TIFF 2022 | All Quiet on the Western Front (Edward Berger, Germany) — Special Presentations
By Josh Lewis
“This book is to be neither an accusation nor a confession, and least of all an adventure” is how German writer Erich Maria Remarque opened All Quiet on the Western Front, his fictional recounting of the torturously bleak experience of serving in the trenches of WWI at the age of 18. The novel was previously adapted by Lewis Milestone in 1930 and once again for TV by Delbert Mann in 1979, but German director Edward Berger’s Netflix production marks the first attempt to produce this profoundly German story in its native language and country. The weight of that responsibility feels like both an asset and a detriment to the film, which is certainly handsomely scaled and crafted with the loud soundscape and digital technical bravura of other recent war films such as Sam Mendes’ 1917 (2019), but is given a tone of almost mythic severity that at times rubs up against the haunting ugliness of the material.
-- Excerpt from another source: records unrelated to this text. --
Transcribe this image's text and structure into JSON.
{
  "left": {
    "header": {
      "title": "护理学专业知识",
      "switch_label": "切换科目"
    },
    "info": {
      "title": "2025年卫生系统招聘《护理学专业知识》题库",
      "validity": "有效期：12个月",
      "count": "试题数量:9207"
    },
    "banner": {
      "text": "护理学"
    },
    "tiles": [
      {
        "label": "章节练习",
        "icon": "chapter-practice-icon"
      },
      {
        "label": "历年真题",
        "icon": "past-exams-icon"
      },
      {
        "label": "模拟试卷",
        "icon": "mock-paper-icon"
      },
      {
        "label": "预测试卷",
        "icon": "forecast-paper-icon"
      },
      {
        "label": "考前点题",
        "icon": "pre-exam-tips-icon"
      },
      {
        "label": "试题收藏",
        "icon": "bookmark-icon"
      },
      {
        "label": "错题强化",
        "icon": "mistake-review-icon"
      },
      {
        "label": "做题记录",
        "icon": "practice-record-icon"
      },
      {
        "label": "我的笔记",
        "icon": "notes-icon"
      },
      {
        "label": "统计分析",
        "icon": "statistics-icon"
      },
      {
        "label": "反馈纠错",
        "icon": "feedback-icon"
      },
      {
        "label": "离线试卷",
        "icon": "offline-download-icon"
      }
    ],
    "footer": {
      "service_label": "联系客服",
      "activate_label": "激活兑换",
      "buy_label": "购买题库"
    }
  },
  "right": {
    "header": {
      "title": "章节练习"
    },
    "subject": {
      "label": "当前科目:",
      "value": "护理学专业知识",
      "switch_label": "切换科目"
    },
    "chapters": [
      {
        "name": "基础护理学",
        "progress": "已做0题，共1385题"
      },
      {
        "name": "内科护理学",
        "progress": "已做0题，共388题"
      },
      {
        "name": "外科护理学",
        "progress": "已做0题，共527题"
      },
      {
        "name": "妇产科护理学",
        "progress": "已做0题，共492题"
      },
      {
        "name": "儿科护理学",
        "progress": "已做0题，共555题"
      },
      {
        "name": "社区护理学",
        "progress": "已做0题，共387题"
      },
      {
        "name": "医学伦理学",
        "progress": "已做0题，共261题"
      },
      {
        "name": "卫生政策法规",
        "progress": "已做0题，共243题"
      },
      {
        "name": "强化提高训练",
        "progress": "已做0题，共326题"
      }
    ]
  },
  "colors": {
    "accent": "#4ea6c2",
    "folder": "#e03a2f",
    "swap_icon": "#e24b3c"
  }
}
Though the choice to traffic in the visual vocabulary of Hollywood war entertainment doesn’t always serve its messaging—one would think Elem Klimov’s Come and See (1985) would be a more fitting choice of stylistic mimicry—this is still an effectively grisly adaptation filled with real sadness and conviction about how much was lost over so little, and it does eventually accumulate in power when Berger gets out of the book’s way and simply stacks up the increasingly pointless carnage. To wit: cross-cutting between the lavish corridors and train carts of the “fat pig” generals who are at a remove from the mud-caked piles of boys who took their gas masks off too early, or a montage that details the on-the-ground mechanics of stripping frost-bitten battlefield corpses of their identification tags and clothes so they can be washed and repurposed for a fresh batch of idealistic teenagers about to be loaded on the conveyor belt of soon-to-be flammable, exploding meat sacks for the Fatherland. One sequence in particular stands out, as Berger makes space in the middle of a trench fight for the men to have a gluttonous feast in the enemy’s supply room. More than any other recent attempt at this type of film, this scene speaks to Remarque’s unglamorous depiction of base survival instincts under horrifying conditions as a deeper uniting factor for this generation of men than any sort of patriotic glory or heroic adventure.